Therefore while Erasmus, with burning head and great excitement, was still urging his friend to come in, Wolf unexpectedly bade him a hasty and resolute farewell.
CHAPTER XXIII.
Wolf left the Hiltner house behind him with the feeling that he had upheld the cause of his Church against the learned opponent to the best of his ability, and had not been defeated. Yet he was not entirely satisfied. In former years he had read the Hutten dialogues, and, though he disapproved of their assaults upon the Holy Father in Rome, he had warmly sympathized with the fiery knight’s love for his native land.
Far as, at the court of Charles, the German ranked below the Netherlander, the Spaniard, and the Italian, Wolf was proud of being a German, and it vexed him that he had not at least made the attempt to repel the theologian’s charge that the Catholic, to whom the authority of Rome was the highest, would be inferior to the Protestant in patriotism.
But he would have succeeded no better in convincing Erasmus than the learned theologians who, at the Emperor’s instance, had held an earnest religious discussion in Ratisbon a short time before, had succeeded in arriving at even a remote understanding.
As he reached the Haidplatz new questions of closer interest were casting these of supreme importance into the shade.
He was to enter his home directly, and then the woman whom he loved would rest above him, and alone, unwatched, and unguarded, perhaps dream of another.
Who was the man for whose sake she withdrew from him the heart to whose possession he had the best and at any rate the oldest right?
Certainly not Baron Malfalconnet.
Neither could he believe it to be Peter Schlumperger or young Crafft.

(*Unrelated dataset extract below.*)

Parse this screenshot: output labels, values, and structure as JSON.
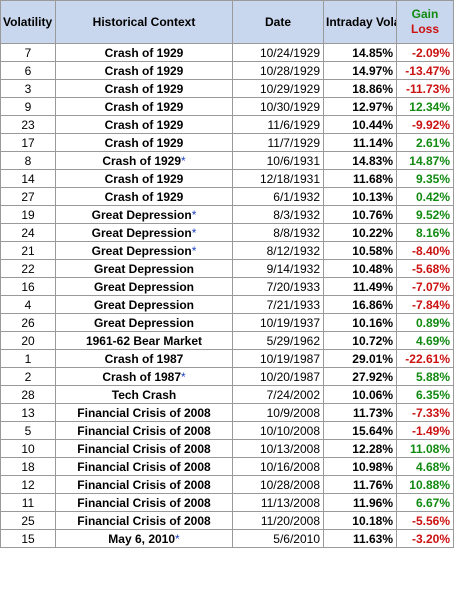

Yet perhaps the fortunate man belonged to the court. If that was the case, how easy would the game now be made for him with the girl, who was guarded by no faithful eye!
His heart throbbed faster as he entered Red Cock Street.
The moon was still in the cloudless, starry sky, shining with her calm, silver radiance upon one side of the street. Barbara’s bow-window was touched by it, and—what did it mean?—a small lamp must still be burning in her room, for the window was illuminated, though but dimly. Perhaps she had kept the light because she felt timid in her lonely chamber. Now Wolf crossed obliquely toward his house.
Just at that moment he saw the tall figure of a man.
What was he doing there at this hour? Was it a thief or a burglar? There was no lack of evil-disposed folk in this time of want.
Wolf still wore his court costume, and the short dress sword which belonged to it hung in its sheath.
His heart beat quicker as he loosed the blade and advanced toward the suspicious night-bird.
Just then he saw the other calmly turn the big key and take it out of the door.